From these small urban bases, the forces loyal to Saddam Hussein have been able to harass U.S. forces with mortar and artillery fire and to send out a stream of small attack teams against the 3rd Infantry, forcing it to engage in repeated skirmishes.
Typically, these attacks involve small groups -- sniper teams of two or three men, or larger teams of as many as 20 or more vehicles manned by fighters with AK-47s, mounted machine guns and rocket-propelled grenades. And typically, the attackers have been swiftly defeated. Third Division combat units have killed at least 300 to 400 Iraqi soldiers and irregulars and have captured as many prisoners. Air Force support and counter-battery artillery routinely have been able to take out the Iraqi guns soon after they expose themselves by firing.
But, in an important sense, the attacks have worked.
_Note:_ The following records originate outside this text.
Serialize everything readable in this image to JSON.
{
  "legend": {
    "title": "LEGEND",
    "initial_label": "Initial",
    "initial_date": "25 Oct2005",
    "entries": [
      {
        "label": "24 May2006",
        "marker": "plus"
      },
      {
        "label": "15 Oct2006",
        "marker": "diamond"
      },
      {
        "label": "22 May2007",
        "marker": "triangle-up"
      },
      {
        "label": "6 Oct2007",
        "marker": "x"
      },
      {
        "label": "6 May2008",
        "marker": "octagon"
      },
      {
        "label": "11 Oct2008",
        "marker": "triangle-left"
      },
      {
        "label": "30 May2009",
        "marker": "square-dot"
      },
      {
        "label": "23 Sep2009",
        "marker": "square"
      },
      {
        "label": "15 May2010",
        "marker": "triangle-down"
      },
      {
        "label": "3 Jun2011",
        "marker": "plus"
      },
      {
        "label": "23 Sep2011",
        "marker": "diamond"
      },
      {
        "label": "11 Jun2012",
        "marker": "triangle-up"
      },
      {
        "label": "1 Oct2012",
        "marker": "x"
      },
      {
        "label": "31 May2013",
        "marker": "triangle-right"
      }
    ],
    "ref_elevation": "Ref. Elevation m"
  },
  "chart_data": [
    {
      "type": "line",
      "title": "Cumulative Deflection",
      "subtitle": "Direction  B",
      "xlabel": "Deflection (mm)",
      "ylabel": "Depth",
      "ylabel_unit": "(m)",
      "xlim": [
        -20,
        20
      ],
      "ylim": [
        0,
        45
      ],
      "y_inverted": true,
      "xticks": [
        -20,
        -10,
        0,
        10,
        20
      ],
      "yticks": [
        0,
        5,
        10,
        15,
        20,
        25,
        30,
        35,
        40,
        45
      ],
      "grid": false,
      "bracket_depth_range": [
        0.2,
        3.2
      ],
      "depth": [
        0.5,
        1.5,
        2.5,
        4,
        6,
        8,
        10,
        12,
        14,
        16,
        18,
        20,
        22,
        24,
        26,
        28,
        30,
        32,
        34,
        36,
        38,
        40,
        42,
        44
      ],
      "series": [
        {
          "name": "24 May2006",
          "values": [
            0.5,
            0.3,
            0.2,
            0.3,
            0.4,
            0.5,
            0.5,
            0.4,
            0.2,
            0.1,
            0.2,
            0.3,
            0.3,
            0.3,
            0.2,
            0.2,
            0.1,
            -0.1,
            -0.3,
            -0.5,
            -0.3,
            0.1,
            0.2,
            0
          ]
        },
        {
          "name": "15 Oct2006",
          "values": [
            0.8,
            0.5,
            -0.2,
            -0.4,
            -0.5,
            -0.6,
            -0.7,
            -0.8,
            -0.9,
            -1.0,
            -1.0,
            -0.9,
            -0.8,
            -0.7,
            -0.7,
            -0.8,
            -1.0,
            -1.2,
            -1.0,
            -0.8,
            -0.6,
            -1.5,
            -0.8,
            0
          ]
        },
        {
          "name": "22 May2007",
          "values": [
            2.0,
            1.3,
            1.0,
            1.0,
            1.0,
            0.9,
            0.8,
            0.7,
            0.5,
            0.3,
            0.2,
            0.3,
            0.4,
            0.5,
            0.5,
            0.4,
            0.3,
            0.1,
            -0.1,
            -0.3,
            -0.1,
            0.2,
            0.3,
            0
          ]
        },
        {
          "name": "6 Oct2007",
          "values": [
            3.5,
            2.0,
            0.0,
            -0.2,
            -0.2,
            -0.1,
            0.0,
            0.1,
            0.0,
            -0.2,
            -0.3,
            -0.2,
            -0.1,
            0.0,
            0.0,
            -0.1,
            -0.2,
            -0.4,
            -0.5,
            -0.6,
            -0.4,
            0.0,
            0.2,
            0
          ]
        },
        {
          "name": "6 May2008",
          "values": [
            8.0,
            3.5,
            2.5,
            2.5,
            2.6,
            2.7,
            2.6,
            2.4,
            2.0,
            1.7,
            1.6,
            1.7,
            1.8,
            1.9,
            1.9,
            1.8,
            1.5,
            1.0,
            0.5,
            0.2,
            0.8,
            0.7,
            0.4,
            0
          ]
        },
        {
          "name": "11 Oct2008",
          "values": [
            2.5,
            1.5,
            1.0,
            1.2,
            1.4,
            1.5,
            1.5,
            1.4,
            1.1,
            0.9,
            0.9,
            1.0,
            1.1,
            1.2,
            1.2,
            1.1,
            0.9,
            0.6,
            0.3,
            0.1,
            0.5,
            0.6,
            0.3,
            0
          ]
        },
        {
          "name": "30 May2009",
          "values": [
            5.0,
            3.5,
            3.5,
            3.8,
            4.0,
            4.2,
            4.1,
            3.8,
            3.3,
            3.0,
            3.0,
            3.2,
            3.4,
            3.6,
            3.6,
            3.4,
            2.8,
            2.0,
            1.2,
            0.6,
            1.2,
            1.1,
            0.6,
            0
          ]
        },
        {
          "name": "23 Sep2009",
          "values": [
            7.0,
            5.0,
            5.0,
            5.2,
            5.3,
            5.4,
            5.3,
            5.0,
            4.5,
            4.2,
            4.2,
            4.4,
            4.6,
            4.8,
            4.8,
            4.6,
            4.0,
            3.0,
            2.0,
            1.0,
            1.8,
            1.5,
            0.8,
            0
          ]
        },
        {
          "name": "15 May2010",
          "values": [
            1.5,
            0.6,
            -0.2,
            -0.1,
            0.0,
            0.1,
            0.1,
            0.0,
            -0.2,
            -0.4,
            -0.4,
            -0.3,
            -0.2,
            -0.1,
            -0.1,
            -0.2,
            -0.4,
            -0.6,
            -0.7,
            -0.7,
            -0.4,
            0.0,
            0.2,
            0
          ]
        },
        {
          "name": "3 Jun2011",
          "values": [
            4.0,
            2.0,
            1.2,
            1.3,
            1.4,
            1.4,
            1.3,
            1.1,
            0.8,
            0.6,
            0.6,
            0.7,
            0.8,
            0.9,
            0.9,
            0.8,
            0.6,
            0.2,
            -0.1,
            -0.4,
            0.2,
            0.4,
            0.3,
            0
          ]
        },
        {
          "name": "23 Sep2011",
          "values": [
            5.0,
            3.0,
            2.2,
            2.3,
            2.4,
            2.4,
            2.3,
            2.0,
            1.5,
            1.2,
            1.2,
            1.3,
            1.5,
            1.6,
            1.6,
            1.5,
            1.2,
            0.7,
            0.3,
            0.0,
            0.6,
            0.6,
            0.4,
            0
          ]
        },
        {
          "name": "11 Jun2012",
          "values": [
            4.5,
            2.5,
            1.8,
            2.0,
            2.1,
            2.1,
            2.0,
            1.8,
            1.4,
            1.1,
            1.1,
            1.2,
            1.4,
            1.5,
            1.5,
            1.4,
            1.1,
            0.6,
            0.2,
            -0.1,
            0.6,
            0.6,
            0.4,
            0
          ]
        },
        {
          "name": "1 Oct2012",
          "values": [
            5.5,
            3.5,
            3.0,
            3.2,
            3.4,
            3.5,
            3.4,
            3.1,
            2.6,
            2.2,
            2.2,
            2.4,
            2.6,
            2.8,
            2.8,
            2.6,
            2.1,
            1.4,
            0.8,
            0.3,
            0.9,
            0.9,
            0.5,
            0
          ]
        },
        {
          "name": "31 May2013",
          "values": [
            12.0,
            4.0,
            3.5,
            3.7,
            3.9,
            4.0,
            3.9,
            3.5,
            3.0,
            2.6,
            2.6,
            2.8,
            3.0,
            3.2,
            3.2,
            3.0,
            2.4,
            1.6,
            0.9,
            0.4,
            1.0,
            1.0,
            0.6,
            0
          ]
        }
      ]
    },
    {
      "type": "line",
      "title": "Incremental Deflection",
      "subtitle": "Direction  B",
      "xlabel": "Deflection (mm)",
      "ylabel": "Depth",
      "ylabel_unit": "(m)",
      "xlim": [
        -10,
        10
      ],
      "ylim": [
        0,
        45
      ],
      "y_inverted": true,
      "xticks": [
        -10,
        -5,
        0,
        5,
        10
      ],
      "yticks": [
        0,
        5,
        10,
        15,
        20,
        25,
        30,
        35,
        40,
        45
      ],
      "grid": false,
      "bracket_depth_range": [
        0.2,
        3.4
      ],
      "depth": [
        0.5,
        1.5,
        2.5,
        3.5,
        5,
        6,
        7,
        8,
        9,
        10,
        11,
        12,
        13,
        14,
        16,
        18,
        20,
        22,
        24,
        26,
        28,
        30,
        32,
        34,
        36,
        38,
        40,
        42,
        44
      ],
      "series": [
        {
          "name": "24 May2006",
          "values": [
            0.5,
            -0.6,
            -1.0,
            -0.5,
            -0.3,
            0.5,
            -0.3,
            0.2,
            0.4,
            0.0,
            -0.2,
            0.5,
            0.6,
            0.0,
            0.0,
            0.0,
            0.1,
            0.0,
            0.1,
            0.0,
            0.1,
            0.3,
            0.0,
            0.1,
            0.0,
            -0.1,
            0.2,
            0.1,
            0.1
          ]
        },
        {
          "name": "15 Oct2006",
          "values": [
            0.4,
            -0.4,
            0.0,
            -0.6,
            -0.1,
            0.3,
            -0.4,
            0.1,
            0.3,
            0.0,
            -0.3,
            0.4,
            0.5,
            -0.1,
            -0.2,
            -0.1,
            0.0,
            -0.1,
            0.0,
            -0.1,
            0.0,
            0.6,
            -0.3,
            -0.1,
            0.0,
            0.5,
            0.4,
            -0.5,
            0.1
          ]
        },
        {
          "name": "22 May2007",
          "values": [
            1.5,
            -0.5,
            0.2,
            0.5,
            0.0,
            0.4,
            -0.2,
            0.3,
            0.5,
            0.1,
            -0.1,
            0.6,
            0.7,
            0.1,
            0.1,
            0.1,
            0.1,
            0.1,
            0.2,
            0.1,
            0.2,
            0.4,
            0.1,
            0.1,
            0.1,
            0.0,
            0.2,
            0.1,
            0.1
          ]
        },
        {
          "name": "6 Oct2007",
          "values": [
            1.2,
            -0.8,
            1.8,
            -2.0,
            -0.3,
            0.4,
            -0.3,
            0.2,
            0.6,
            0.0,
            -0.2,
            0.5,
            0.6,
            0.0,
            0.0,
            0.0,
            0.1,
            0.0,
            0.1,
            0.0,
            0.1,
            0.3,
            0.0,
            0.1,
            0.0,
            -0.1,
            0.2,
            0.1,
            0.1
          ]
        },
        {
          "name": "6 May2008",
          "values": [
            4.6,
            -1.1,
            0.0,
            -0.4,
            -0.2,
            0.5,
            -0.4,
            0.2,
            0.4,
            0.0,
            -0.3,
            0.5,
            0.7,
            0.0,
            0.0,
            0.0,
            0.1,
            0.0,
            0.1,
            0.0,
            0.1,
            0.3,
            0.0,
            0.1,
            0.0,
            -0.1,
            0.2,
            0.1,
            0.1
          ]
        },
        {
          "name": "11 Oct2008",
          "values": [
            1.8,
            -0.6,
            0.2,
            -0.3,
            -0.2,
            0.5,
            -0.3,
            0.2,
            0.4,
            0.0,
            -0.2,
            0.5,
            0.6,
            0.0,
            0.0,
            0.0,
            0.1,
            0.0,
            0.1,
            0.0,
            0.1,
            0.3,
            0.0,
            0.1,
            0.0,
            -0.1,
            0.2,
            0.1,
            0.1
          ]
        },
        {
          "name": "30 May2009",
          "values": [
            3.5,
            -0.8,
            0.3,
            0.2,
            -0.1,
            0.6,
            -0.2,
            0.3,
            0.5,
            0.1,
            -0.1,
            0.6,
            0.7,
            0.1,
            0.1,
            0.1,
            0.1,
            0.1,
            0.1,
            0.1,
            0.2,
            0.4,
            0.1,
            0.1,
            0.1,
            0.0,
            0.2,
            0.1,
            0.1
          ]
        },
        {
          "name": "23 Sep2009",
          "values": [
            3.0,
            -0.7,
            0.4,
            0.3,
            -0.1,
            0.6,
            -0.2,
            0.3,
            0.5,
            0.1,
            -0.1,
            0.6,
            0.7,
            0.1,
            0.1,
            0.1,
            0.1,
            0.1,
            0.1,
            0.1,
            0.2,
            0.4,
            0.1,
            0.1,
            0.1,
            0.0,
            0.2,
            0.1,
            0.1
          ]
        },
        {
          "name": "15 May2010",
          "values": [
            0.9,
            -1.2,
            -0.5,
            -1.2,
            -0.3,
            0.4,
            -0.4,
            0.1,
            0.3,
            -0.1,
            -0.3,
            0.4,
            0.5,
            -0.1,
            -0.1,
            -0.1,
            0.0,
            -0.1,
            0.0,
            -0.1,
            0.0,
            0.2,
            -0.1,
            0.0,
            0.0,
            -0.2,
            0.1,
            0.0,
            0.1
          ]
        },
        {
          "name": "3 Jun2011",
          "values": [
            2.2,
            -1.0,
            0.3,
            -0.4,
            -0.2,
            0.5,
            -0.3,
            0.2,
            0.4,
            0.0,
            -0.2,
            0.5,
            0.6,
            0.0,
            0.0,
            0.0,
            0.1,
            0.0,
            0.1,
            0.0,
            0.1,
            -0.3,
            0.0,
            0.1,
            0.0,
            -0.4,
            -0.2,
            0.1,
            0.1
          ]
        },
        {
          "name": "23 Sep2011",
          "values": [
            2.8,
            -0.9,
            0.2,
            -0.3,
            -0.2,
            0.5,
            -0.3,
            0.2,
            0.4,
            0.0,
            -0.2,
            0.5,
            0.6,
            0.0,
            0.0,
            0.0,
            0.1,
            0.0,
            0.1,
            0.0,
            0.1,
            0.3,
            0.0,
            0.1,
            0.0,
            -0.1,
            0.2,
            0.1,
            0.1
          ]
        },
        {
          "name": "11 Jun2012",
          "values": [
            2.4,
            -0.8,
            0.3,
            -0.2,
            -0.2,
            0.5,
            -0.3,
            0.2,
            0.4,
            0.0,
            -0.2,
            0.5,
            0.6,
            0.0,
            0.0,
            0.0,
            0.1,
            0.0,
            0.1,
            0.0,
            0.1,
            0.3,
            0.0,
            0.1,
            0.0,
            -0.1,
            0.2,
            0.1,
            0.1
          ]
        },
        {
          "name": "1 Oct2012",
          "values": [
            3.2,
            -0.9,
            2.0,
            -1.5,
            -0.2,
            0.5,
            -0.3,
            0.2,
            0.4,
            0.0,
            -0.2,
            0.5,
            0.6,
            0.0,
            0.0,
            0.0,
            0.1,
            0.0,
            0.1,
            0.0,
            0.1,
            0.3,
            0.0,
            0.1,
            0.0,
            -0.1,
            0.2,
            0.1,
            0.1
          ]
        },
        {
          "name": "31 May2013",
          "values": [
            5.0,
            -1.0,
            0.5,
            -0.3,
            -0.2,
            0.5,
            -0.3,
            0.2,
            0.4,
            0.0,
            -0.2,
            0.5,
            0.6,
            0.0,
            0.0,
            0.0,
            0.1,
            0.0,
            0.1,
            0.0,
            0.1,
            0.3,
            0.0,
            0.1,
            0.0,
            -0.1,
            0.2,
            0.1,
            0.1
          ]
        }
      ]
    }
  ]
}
As Col. William Grimsley, commander of the 1st Brigade, put it, "They are diffusing some of our attention, causing us to fight them instead of focusing all our attention on our larger objective."
The division commander, Maj. Gen. Buford Blount, is candid about the threat. "The Baath Party is very well organized and very active with a lot of forces in Najaf and Samawah," he said in an interview Monday night. "And they are capable of responding fluidly to us."
It has always been the hope of the American war planners to avoid Iraq's cities, so as to minimize both American and Iraqi casualties. But there are doubts. "I think these guys are going to keep coming out and harassing us," Blount said. "I think eventually we're going to have to go in there and kill them. I think we will have to kill them unless we can get rid of the top guy in Baghdad."